Politically Incorrect

13.11.07 - 08.12.07




The widespread habit of carrying a weapon, one of the most fascinating paradoxes of the developed world today, brooks a host of interpretations.
We know that in countries like the US the phenomenon has achieved the dimensions of a national sport, with an estimated 34% of Americans having at least one firearm in their possession, bringing the number of weapons in circulation to an unreal two hundred million!
However, as far back as 2000, reliable sources and publications were reporting over three million firearms in circulation in Greece, two and a half million of them illegal. Of course, this was seven years ago, and there is every indication that the number has been rising ever since. Estimating a Greek population of no more than eleven million, the inescapable conclusion is that one in three Greeks has (or could have) access to a firearm.
That these three million weapons are actually used extremely rarely makes it clear that the most likely reasons for acquiring them (protection in certain professions, the intent to engage in criminal activities, hobbies like hunting or target shooting) actually apply to only a tiny percentage of cases. Consequently, for an overwhelming majority of gun owners, their weapons are fetish objects, not tools.
The Italian artist Antonio Riello is well-known for his allusive and sometimes playful approach to his subject-matter: common behaviours, views and interpretations. In this show, he once again explores the limits of the mechanisms underlying society’s designation of the acceptable and the unacceptable.
Politically Incorrect is a personal universe of firearms, revolvers, hand grenades and bullets adorned with precious stones and luxurious fabrics, and of high aesthetic dinner services decorated with depictions of the tools of war.

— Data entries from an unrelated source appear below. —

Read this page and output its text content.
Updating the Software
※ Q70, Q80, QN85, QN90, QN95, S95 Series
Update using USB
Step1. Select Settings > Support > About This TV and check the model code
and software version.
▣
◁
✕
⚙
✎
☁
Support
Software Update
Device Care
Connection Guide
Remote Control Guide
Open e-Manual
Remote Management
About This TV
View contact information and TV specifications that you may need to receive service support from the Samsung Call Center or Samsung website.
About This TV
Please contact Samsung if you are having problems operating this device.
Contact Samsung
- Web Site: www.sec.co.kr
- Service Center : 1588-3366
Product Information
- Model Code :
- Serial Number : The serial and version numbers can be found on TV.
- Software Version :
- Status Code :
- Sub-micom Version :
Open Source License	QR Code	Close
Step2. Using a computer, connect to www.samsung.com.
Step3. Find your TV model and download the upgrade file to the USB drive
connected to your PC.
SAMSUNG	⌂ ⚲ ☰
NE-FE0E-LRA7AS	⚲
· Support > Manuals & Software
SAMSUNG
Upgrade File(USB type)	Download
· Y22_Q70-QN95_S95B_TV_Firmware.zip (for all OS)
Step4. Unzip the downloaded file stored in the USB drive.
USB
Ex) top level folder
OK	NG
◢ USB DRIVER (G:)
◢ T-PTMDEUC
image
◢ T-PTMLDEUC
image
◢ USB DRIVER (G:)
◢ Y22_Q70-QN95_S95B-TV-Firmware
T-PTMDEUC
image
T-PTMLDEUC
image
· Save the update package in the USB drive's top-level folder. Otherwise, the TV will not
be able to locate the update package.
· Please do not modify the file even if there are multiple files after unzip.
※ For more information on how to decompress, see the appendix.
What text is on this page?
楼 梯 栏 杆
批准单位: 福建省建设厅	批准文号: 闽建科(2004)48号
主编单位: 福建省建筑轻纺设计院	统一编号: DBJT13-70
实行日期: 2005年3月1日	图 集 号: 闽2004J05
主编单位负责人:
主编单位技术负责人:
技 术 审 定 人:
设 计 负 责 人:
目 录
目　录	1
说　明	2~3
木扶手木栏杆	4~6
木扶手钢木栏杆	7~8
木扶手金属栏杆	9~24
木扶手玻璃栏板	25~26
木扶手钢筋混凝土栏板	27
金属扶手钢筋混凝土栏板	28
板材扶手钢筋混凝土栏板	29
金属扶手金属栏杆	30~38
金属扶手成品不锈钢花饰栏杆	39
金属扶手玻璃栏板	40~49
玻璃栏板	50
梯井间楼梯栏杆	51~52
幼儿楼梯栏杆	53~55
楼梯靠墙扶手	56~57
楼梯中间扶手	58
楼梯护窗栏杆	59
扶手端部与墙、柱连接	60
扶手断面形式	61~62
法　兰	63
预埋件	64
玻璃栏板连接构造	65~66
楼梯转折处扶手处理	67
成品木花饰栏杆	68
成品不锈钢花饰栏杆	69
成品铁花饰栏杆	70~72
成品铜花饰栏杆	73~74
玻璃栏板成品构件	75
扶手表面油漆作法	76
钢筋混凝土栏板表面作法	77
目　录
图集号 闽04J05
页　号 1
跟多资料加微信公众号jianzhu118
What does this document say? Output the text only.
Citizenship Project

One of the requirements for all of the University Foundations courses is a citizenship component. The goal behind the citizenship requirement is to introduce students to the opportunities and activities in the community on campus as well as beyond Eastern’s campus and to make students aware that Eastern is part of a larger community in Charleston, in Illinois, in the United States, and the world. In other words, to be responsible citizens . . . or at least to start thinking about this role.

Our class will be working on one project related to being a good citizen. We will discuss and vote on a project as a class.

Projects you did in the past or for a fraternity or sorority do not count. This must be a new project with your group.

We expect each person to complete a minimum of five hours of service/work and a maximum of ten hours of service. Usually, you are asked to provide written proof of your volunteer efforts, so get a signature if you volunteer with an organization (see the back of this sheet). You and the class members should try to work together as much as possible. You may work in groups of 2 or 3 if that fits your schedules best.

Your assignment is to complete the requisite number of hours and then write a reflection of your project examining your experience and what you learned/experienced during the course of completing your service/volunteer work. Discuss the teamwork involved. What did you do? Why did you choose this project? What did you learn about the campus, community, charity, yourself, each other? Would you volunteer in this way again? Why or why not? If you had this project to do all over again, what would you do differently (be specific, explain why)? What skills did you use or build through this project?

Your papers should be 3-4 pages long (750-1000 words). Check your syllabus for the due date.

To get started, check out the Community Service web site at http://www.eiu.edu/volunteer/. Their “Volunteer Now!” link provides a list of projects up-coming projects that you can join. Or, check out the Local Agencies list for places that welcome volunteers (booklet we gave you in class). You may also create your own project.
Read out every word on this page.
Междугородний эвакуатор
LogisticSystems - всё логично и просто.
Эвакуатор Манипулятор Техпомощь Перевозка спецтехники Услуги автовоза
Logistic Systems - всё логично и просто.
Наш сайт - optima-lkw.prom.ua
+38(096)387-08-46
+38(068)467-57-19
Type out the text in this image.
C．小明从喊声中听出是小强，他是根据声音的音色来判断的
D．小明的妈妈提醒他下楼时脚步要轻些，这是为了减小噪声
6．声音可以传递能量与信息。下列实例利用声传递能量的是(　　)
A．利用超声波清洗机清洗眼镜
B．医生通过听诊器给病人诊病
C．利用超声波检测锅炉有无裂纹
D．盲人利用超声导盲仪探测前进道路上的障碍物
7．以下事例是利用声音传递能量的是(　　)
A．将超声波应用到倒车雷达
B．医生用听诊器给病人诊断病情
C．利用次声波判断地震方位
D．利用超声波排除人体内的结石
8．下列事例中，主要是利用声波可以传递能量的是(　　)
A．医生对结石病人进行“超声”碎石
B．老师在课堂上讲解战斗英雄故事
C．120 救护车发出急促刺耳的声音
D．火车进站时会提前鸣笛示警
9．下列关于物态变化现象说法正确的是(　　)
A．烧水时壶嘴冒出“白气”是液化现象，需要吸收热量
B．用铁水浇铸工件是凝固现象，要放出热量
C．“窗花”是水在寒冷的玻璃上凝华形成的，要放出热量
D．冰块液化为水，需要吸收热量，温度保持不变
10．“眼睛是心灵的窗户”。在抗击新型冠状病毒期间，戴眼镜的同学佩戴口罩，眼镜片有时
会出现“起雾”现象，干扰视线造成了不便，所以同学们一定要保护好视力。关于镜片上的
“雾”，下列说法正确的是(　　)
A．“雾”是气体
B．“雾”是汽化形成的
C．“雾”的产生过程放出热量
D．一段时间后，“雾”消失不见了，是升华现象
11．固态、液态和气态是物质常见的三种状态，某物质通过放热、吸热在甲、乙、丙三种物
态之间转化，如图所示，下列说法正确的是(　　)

Riello uses authentic materials in his attempt to recast the symbolism of weapons by literally transforming them in readiness for new uses totally unrelated to their traditional function--the expression of basic instincts; uses in which they serve a purely aesthetic, rather than sensual, experience.
As Criminology professor Giannis Panousis writes in his introduction to the exhibition catalogue, the artist is attempting “to familiarize us with the art, rather than the technique, of the weapon. To draw our attention to its artistry, its colours and combos, its trim, adornments and nomenclature”.
A exhibition of jewellery by Ileana Makri will accompany the show, entitled Pistols and Lovegrenades.